Конфликт древнегреческой пьесы состоял, по мнению двух русских философов, в том, что Ипполит как человек, ревностно относящийся к вере, отказывается поклоняться двум богиням. Культ девственной Артемиды не допускает поклонения любвеобильной Афродите. Мережковский в этом позднеэллинском отказе от многобожия предчувствует христианскую мораль, не допускающую соединения энергии веры и энергии пола. В «Ипполите» мы становимся свидетелями того, как былая античная веротерпимость переходит в клерикальную нетерпимость. Ни Ипполит, ни Федра не могут преодолеть противоречий культа, которые ранее каким-то образом преодолевались. Греческая цивилизация, по Мережковскому, гибнет от переизбытка взаимопротиворечащих верований. «Новоявленное» христианство, таким образом, попыталось многообразие культов, все страсти греческого Пантеона неравномерно сплавить в одной фигуре христианского Бога: больше — от Артемиды и совсем мало от Афродиты.

Вариации той же идеи мы встречаем в статье Розанова «Афродита-Диана», где уже в названии содержится мысль о переливах, взаимозамещаемости божественных сущностей. Розанов рассматривает изваяния богинь по обеим сторонам сцены в зале Дервиза (тело Афродиты стыдливо обнажено, а царица лесов Диана прикрыта легкими одеждами) и замечает, что стоит «тише-тише совлечь с древних идолов одежды», и Диане, гордой и девственной богине, словно «предмирной» Еве, сразу явится чувство стыда, а значит и греховности — и тут она превратится в Афродиту.

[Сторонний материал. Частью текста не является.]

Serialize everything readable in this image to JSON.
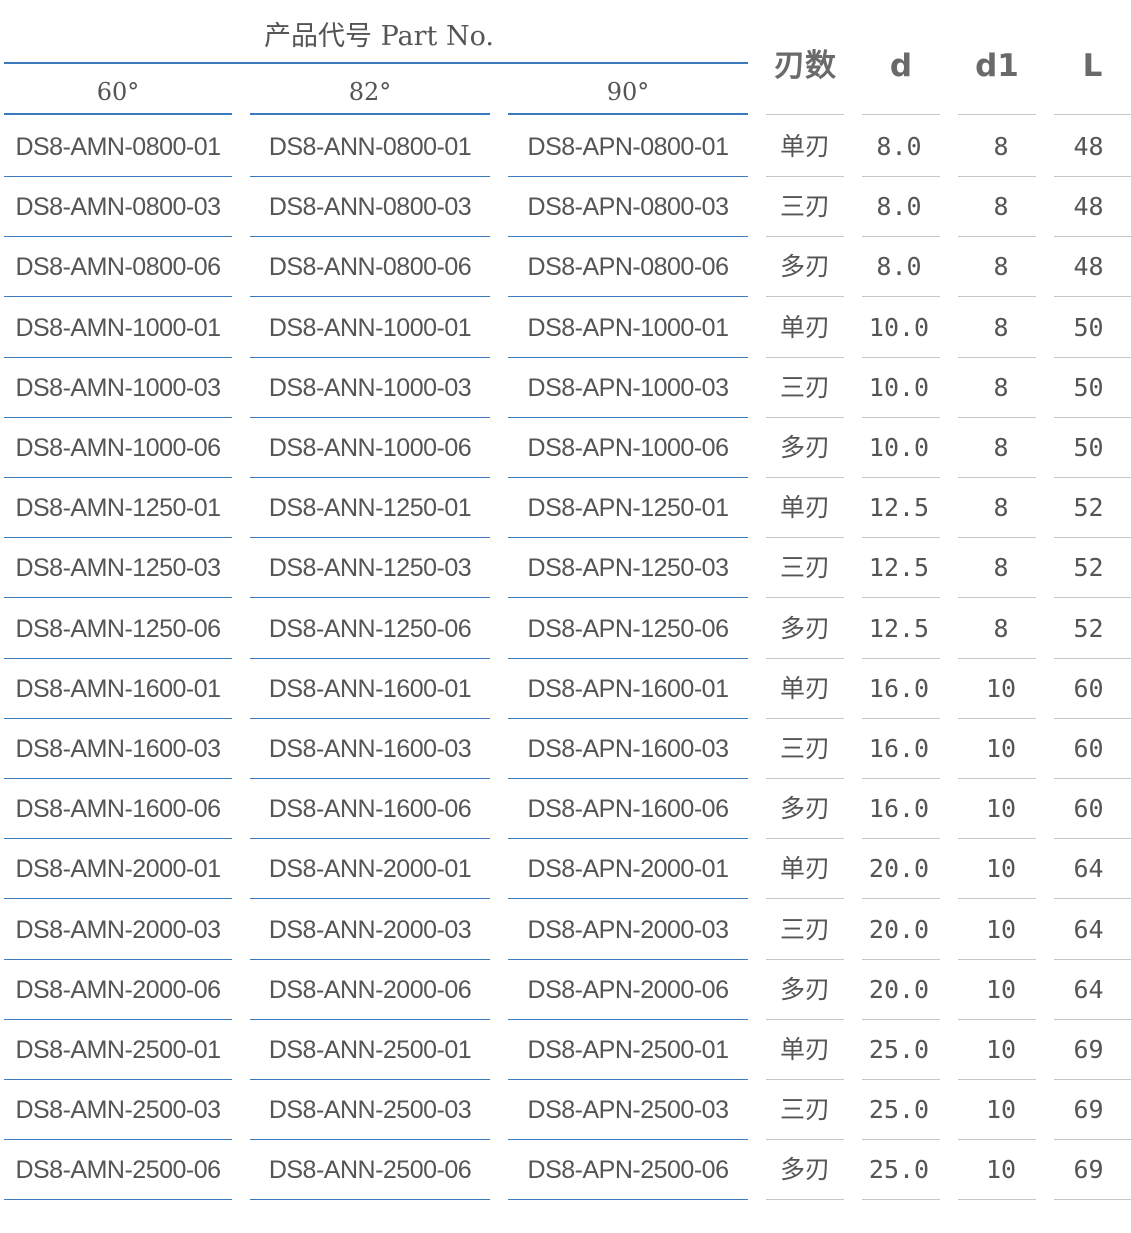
{
  "header": {
    "title": "产品代号 Part No.",
    "angles": [
      "60°",
      "82°",
      "90°"
    ],
    "specs": [
      "刃数",
      "d",
      "d1",
      "L"
    ]
  },
  "rows": [
    {
      "a60": "DS8-AMN-0800-01",
      "a82": "DS8-ANN-0800-01",
      "a90": "DS8-APN-0800-01",
      "edges": "单刃",
      "d": "8.0",
      "d1": "8",
      "L": "48"
    },
    {
      "a60": "DS8-AMN-0800-03",
      "a82": "DS8-ANN-0800-03",
      "a90": "DS8-APN-0800-03",
      "edges": "三刃",
      "d": "8.0",
      "d1": "8",
      "L": "48"
    },
    {
      "a60": "DS8-AMN-0800-06",
      "a82": "DS8-ANN-0800-06",
      "a90": "DS8-APN-0800-06",
      "edges": "多刃",
      "d": "8.0",
      "d1": "8",
      "L": "48"
    },
    {
      "a60": "DS8-AMN-1000-01",
      "a82": "DS8-ANN-1000-01",
      "a90": "DS8-APN-1000-01",
      "edges": "单刃",
      "d": "10.0",
      "d1": "8",
      "L": "50"
    },
    {
      "a60": "DS8-AMN-1000-03",
      "a82": "DS8-ANN-1000-03",
      "a90": "DS8-APN-1000-03",
      "edges": "三刃",
      "d": "10.0",
      "d1": "8",
      "L": "50"
    },
    {
      "a60": "DS8-AMN-1000-06",
      "a82": "DS8-ANN-1000-06",
      "a90": "DS8-APN-1000-06",
      "edges": "多刃",
      "d": "10.0",
      "d1": "8",
      "L": "50"
    },
    {
      "a60": "DS8-AMN-1250-01",
      "a82": "DS8-ANN-1250-01",
      "a90": "DS8-APN-1250-01",
      "edges": "单刃",
      "d": "12.5",
      "d1": "8",
      "L": "52"
    },
    {
      "a60": "DS8-AMN-1250-03",
      "a82": "DS8-ANN-1250-03",
      "a90": "DS8-APN-1250-03",
      "edges": "三刃",
      "d": "12.5",
      "d1": "8",
      "L": "52"
    },
    {
      "a60": "DS8-AMN-1250-06",
      "a82": "DS8-ANN-1250-06",
      "a90": "DS8-APN-1250-06",
      "edges": "多刃",
      "d": "12.5",
      "d1": "8",
      "L": "52"
    },
    {
      "a60": "DS8-AMN-1600-01",
      "a82": "DS8-ANN-1600-01",
      "a90": "DS8-APN-1600-01",
      "edges": "单刃",
      "d": "16.0",
      "d1": "10",
      "L": "60"
    },
    {
      "a60": "DS8-AMN-1600-03",
      "a82": "DS8-ANN-1600-03",
      "a90": "DS8-APN-1600-03",
      "edges": "三刃",
      "d": "16.0",
      "d1": "10",
      "L": "60"
    },
    {
      "a60": "DS8-AMN-1600-06",
      "a82": "DS8-ANN-1600-06",
      "a90": "DS8-APN-1600-06",
      "edges": "多刃",
      "d": "16.0",
      "d1": "10",
      "L": "60"
    },
    {
      "a60": "DS8-AMN-2000-01",
      "a82": "DS8-ANN-2000-01",
      "a90": "DS8-APN-2000-01",
      "edges": "单刃",
      "d": "20.0",
      "d1": "10",
      "L": "64"
    },
    {
      "a60": "DS8-AMN-2000-03",
      "a82": "DS8-ANN-2000-03",
      "a90": "DS8-APN-2000-03",
      "edges": "三刃",
      "d": "20.0",
      "d1": "10",
      "L": "64"
    },
    {
      "a60": "DS8-AMN-2000-06",
      "a82": "DS8-ANN-2000-06",
      "a90": "DS8-APN-2000-06",
      "edges": "多刃",
      "d": "20.0",
      "d1": "10",
      "L": "64"
    },
    {
      "a60": "DS8-AMN-2500-01",
      "a82": "DS8-ANN-2500-01",
      "a90": "DS8-APN-2500-01",
      "edges": "单刃",
      "d": "25.0",
      "d1": "10",
      "L": "69"
    },
    {
      "a60": "DS8-AMN-2500-03",
      "a82": "DS8-ANN-2500-03",
      "a90": "DS8-APN-2500-03",
      "edges": "三刃",
      "d": "25.0",
      "d1": "10",
      "L": "69"
    },
    {
      "a60": "DS8-AMN-2500-06",
      "a82": "DS8-ANN-2500-06",
      "a90": "DS8-APN-2500-06",
      "edges": "多刃",
      "d": "25.0",
      "d1": "10",
      "L": "69"
    }
  ],
  "colors": {
    "accent_line": "#3a7bbd",
    "gray_line": "#c8c8c8",
    "text": "#555555"
  }
}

Розанов, который не так неистово, как Мережковский, поклоняется идее смешения языческих и христианских элементов в новейшей истории, находит и эллинский вариант, совмещающий в себе сладострастие и целомудрие. Это Гера, каждое утро, согласно мифу, поднимающаяся с постели девственной: «вечнодевственная» «супруга», «девственница» в «супружестве»{176}. Именно таким чудесным образом «доеврипидовские» греки решали проблему совместимости греха и святости. Для Розанова важно, что грех оказывается преобразованным, «рассосавшимся» именно в семейных отношениях, ибо брак Зевса и Геры, не вполне нравственно чистый с европейской точки зрения, — это, безусловно, эталонный брак для морального кодекса Древней Греции. Итак, Древняя Греция, по Розанову, дала идеал семейного благополучия, где первородный грех оказывается прощенным, религиозно оправданным: «Задача всей природы лежит в вечном переходе в „матерь“, обегая наше неумелое и запакощенное „супружество“»{177}.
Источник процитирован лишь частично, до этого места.